If you have an app on Elastic Beanstalk, and click on the ‘Logs’ option from the menu, you get an option to see either the last 100 lines of the log, or the Full logs. With either of these, you can only get logs till the point of download. In other words, these logs are not real time, only historical.
Now, there may be scenarios where you may want to see in real time what’s really happening. This is especially true if you are facing a bug that needs to be addressed quickly. Therefore, real time streaming of logs becomes a necessity. One way to do that is through SSH. You just SSH into the EC2 instance, locate the relevant log file and stream it. A tutorial for the same is provided here.
However, there may be cases where you may not want to use SSH. Sometimes you may not have enough privileges. Sometimes, your organization would like to avoid SSH into a production instance. How can logs still be streamed? Let’s find out.
Step 1: Enable log streaming to CloudWatch logs
Go to your Elastic Beanstalk environment in the AWS Console. From the left menu, click on ‘Configuration’ and against the ‘Software’ category, click on ‘Edit’.
Now, click on the checkbox to enable the streaming of logs to CloudWatch.
You can specify the number of days for which you wish to retain the logs, and also what happens to the logs if the environment itself is terminated. The longer you retain the logs, the higher will be the storage charges incurred.
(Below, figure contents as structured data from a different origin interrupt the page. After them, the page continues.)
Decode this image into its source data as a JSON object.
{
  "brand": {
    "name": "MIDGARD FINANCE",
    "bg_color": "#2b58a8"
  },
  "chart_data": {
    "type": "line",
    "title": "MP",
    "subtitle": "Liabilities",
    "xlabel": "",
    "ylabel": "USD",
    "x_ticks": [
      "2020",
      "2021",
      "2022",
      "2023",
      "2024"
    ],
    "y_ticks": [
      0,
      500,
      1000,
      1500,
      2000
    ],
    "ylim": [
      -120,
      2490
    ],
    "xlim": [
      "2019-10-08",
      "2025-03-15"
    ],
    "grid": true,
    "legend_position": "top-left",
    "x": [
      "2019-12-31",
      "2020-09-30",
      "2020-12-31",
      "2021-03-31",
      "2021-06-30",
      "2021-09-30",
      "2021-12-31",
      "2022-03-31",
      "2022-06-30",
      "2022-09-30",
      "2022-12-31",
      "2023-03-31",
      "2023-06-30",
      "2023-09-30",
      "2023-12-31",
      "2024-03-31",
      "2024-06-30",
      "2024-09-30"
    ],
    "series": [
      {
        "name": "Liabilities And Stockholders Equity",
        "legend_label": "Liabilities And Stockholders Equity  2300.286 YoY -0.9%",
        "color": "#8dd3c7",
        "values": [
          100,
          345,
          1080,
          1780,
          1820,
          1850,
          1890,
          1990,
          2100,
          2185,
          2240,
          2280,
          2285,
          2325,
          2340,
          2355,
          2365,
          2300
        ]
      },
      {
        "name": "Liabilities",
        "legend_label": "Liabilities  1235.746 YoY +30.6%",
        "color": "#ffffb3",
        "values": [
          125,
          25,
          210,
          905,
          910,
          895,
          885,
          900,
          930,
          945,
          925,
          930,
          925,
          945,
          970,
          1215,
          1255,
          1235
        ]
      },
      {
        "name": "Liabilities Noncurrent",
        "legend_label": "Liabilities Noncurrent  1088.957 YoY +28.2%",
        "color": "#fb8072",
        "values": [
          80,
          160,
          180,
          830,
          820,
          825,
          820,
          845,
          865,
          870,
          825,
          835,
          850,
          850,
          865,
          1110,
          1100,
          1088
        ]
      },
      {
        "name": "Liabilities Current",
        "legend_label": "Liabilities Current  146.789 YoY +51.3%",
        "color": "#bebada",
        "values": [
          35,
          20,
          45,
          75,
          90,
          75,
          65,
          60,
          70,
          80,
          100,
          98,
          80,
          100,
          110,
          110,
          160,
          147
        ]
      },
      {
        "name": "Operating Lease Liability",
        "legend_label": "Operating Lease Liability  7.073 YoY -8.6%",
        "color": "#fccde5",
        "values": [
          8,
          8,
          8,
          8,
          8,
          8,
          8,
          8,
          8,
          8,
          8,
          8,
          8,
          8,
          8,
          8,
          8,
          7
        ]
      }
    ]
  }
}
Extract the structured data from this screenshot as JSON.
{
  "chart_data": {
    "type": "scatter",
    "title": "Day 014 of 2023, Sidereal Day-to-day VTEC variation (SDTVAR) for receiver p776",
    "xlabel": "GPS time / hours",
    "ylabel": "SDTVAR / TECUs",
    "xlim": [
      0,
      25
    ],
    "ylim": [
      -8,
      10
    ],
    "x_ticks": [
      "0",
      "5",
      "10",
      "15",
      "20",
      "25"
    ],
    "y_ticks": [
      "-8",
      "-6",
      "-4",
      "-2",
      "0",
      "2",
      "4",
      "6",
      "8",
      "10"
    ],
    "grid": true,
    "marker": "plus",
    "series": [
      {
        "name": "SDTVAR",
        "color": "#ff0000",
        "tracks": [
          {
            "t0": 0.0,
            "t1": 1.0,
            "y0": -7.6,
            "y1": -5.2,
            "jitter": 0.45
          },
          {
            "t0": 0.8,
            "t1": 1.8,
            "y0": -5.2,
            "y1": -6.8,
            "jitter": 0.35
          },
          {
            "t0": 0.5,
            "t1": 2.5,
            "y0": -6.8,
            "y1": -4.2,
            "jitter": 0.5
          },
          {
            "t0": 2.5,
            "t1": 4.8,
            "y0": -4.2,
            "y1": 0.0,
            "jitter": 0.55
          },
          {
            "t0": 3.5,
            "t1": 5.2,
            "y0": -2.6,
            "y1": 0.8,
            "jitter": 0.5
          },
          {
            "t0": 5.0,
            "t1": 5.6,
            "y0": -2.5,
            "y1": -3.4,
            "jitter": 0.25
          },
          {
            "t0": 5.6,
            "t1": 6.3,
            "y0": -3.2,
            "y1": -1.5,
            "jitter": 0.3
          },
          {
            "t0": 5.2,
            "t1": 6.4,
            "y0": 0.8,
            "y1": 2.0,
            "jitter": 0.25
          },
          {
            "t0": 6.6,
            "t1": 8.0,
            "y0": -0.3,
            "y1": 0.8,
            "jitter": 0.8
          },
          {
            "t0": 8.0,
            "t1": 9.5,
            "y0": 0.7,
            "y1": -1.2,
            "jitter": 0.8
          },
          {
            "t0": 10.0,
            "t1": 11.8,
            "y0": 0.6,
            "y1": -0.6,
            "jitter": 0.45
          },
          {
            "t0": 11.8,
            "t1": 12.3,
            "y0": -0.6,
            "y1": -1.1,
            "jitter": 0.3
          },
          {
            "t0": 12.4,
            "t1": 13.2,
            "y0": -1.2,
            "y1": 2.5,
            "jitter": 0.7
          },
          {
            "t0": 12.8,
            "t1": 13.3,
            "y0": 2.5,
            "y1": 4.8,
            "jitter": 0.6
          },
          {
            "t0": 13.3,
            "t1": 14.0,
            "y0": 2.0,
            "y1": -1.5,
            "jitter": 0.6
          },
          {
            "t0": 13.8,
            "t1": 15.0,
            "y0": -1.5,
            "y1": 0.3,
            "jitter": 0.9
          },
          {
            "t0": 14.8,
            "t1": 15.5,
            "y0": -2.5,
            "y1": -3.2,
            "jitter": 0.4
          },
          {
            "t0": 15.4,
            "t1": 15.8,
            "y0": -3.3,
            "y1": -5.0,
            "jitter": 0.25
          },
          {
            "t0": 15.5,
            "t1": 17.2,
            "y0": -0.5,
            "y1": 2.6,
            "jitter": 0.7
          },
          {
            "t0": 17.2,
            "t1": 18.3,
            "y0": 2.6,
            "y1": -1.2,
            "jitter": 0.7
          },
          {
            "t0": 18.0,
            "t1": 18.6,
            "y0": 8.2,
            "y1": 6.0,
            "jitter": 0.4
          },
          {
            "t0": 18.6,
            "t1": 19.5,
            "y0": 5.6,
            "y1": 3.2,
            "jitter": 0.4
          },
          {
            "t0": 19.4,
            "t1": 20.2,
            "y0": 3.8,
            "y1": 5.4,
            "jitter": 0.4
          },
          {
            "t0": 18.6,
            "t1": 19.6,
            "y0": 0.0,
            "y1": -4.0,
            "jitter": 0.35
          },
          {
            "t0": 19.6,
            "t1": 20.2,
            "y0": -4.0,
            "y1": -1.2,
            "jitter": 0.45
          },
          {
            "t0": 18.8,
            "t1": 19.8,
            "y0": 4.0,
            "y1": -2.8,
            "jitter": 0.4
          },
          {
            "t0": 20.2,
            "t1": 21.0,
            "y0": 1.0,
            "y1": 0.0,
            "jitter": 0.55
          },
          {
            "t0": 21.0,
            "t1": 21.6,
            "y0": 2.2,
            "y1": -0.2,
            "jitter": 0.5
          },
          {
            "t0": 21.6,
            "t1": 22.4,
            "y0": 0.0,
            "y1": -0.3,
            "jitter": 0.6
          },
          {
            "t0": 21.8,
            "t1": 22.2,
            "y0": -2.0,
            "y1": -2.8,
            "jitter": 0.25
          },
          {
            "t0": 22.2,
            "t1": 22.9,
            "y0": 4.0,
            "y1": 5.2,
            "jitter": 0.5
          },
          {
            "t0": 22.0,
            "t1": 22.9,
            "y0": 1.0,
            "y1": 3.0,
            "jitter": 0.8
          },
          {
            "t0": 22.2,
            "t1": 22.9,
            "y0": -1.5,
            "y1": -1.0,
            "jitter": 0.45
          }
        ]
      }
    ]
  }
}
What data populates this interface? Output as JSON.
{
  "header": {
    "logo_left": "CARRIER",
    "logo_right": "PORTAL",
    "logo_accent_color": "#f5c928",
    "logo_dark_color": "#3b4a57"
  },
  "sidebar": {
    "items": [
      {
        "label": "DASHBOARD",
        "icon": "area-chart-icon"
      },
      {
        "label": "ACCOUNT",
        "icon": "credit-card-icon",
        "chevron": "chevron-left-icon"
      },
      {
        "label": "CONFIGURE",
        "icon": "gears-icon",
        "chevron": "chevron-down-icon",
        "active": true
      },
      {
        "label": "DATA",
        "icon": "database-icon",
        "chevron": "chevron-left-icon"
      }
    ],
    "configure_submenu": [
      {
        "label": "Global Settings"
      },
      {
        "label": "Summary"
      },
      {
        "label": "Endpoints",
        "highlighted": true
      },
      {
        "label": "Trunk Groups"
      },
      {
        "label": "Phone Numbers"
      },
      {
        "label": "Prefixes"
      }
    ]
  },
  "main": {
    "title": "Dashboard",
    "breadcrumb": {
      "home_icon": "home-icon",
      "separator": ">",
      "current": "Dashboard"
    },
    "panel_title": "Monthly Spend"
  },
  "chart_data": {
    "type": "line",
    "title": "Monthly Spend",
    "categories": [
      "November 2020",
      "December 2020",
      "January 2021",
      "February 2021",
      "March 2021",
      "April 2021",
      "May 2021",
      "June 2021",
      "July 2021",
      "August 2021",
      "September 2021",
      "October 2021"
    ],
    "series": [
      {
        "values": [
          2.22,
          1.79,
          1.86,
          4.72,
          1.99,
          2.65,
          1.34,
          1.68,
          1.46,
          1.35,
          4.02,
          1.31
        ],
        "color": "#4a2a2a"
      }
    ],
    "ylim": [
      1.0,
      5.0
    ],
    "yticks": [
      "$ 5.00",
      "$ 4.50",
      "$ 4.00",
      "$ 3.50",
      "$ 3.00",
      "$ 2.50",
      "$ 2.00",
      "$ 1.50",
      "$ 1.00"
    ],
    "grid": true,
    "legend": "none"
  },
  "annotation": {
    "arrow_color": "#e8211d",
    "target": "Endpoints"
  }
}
This will start streaming the logs to AWS CloudWatch. If you then go to CloudWatch on the AWS Console, under ‘Log groups’, you should be able to see the new groups created for your Elastic Beanstalk environment.
Step 2: Stream the logs on AWS CLI
Now that your logs are getting stored in CloudWatch, the next step is pretty simple. All you need to do is use the AWS CLI to stream the log group of your interest. Now, the applications logs will typically be found in the /web.stdout.log group, for languages like Node.js and Python. This may however change depending on the language used for your app. If you are unsure, you can download the last 100 lines of the logs from the Elastic Beanstalk console, and see which group contains your application logs.
Once you have identified the correct group, you can stream all the logs posted to that group by running the following CLI command:
aws logs tail $group_name --follow
Replace the group name with the fill name you see in the CloudWatch console. With reference to the image above, the command will be:
aws logs tail /aws/elasticbeanstalk/<app_name>-env/var/log/web.stdout.log --follow
That’s it. Logs will now start streaming in your terminal.